5 thoughts on “Akudama Drive – 7-8 [The City of Lost Children/Black Rain]

  1. I was hoping that you’d make some more allusions to the films mentioned in the episode titles and how they relate to the episodes. That would give you an excuse to research Jean-Pierre Jeunet and a late 80s Ridley Scott film starring Michael Douglas about the Yakuza. Oh and the next episode’s name is some Stephen King adaptation by some director named Kubrick.

    1. I’m a total casual when it comes to film (I haven’t even seen Jeunet’s Amelie), so making those kinds of parallels is largely outside my reach. The main reason I did it for episode 6 was to give the post some structure beyond “that sure was some good animation.”

      I saw The Shining listed as the next title in the PV. Not sure how a show as bombastic as this one will manage that level of unsettling horror – the connection will be more superficial, I expect.

  2. I really liked 8, because it felt like Akudama was finally ready to try and be something more. Sure, before it was wacky action and 6 really delivered on the heart pumping chaos I love. But 8, as you said, is where Swindler really became a character.

    Part of what makes it work I think is that episode 8 is the first real break we as an audience have had, and its the same for Swindler, We and her have been on this wild heist since episode 1 and it wasn’t until now that she could finally sit back and realize that everything has changed. Her life has changed.

    Basically, episodes 6 and 8 has moved Akudama up from simple fun to one of my favorites of the season

  3. How much will her hair grow in the wake of her big character development moment?

    asking the real questions

    Can’t agree more about episode 7 and the moon escape subplot. Even for this show it was a bit random. Personally I’m gonna just put that part of the show out of mind to enjoy the rest because the show is still delivering overall.

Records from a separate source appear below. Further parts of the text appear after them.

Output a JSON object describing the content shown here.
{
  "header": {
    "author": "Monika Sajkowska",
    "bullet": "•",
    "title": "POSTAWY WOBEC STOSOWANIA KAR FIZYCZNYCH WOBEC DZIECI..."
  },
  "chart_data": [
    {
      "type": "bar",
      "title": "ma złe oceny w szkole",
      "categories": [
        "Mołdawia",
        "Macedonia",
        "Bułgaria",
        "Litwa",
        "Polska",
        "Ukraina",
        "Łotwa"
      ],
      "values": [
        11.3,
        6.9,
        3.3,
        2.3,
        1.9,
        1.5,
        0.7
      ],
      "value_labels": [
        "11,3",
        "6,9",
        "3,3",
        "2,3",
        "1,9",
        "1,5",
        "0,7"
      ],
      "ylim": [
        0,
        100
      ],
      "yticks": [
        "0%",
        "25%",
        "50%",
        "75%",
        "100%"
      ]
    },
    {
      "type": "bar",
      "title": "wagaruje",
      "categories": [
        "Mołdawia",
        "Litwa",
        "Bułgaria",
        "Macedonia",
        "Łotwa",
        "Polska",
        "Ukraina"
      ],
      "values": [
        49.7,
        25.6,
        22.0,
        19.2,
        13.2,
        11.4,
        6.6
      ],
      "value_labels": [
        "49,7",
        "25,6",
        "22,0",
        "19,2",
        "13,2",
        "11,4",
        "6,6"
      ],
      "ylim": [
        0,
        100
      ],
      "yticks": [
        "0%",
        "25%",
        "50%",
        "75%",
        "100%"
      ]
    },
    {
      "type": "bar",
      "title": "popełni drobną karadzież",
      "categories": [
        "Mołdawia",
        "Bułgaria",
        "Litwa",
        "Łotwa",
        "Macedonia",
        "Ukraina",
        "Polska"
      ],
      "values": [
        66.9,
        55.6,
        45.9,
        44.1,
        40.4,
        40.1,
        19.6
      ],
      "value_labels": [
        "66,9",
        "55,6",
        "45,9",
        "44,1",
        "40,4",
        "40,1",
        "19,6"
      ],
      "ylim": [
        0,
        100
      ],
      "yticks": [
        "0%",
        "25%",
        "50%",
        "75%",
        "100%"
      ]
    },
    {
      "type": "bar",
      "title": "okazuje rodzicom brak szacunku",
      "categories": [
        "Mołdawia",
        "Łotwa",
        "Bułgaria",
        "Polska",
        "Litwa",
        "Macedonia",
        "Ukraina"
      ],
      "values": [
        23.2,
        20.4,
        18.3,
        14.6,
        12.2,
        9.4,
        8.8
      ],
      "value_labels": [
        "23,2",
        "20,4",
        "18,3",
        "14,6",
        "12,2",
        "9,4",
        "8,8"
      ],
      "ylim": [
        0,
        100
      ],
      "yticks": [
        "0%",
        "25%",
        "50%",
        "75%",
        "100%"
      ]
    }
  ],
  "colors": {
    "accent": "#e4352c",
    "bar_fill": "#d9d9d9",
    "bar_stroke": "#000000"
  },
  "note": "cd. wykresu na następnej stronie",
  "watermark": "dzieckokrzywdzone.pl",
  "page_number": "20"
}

    And will we ever see Kanto. I just wonder why Kansai, that has the technology to make immortals is subservient to Kanto.

  4. I think the Jeunet film was a worthwhile title for its corresponding episode, because if I recall correctly, that movie had Jean-Louis-Tringnent playing an old man trying to stay alive by using kids somehow, that and delicatessen stood out for me most in his filmography for their maximalist weirdness.
    Wooper, that you mention those 80s ovas, the big reason I enjoy this show so much is because in the 90s I grew up watching those and I love how this is basically a more “higherbrow” version of that.
    I was happy with episode 7 as far as the reveal around the kids because it allowed the show to fill us in a bit more.
    I thought episode 8 gave the show a more human core.